Fresh produce exporters to European Union (EU) markets are counting gains as the stronger euro boosted their earnings after it hit record-highs against the shilling.
The shilling has shed 30 per cent of its value against the euro in the past seven months — a move that has seen flower and fruit exporters gain an extra Sh30 for every unit of produce they sell to the EU.
This has cushioned the exporters from the rising dollar dominated import bill led by high commodity prices since the shilling losing streak against the US currency has been slower compared to the European one.
“We are indeed making more money today compared to last year, but part of it is being eaten by the rising input costs since we import fertilisers and agrochemicals,” said the Fresh Produce Exporters Association CEO, Mr Stephen Mbithi.
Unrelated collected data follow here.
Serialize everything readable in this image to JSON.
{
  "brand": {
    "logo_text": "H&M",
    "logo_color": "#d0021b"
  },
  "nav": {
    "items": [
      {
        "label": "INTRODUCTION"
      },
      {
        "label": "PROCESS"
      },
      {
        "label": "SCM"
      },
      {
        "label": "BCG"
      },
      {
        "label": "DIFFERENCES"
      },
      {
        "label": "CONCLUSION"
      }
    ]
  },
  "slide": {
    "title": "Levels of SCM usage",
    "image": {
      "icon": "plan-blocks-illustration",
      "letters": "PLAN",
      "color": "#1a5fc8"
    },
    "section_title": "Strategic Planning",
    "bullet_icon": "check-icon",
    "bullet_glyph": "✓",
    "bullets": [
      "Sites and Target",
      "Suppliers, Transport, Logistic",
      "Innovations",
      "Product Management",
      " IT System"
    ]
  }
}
The Kenyan currency total loss against the dollar this year is 15 per cent to Sh93 compared to that of euro at 26 per cent top Sh133. Kenya sells 82 per cent of its horticultural exports in EU, leaving only 18 per cent to the dollar-dominated destinations of US, Middle East, Japan and Russia.
Currency dealers attribute the strengthening of the euro against the local currency to the weakening of the dollar against the European currency, as fears over the financial health of US prompt investors to reduce their holding of the dollar relative to other major currencies.
This is emerging as the quantity of flower exports has been rising compared to 2010.
Data from the Kenya National Bureau of Statistics shows fresh flower exports grew by 41 per cent in the first five months of the year to 43,058 tonnes from the 30,328 in the same period last year.
The shilling has traded between Sh107 and Sh134 to the euro in the eight months to August compared to a range of Sh95 and Sh109 in the same period last year. This is a pointer that the weak shilling against the euro is set to beef up the coffers of firms such as Oserian, Sher Karuturi and Homegrown/Finlay.
But the players reckon that how the flower firms cushion their sales from the import currency risks would infleunce their profitability.
“Those in the horticulture sector who are able to adapt to the current trading scenario and can withstand the shocks of currency volatility would probably have the silver lining and be able to sustain themselves into the future,” said Dipak Shah, the chief finance officer at Oserian.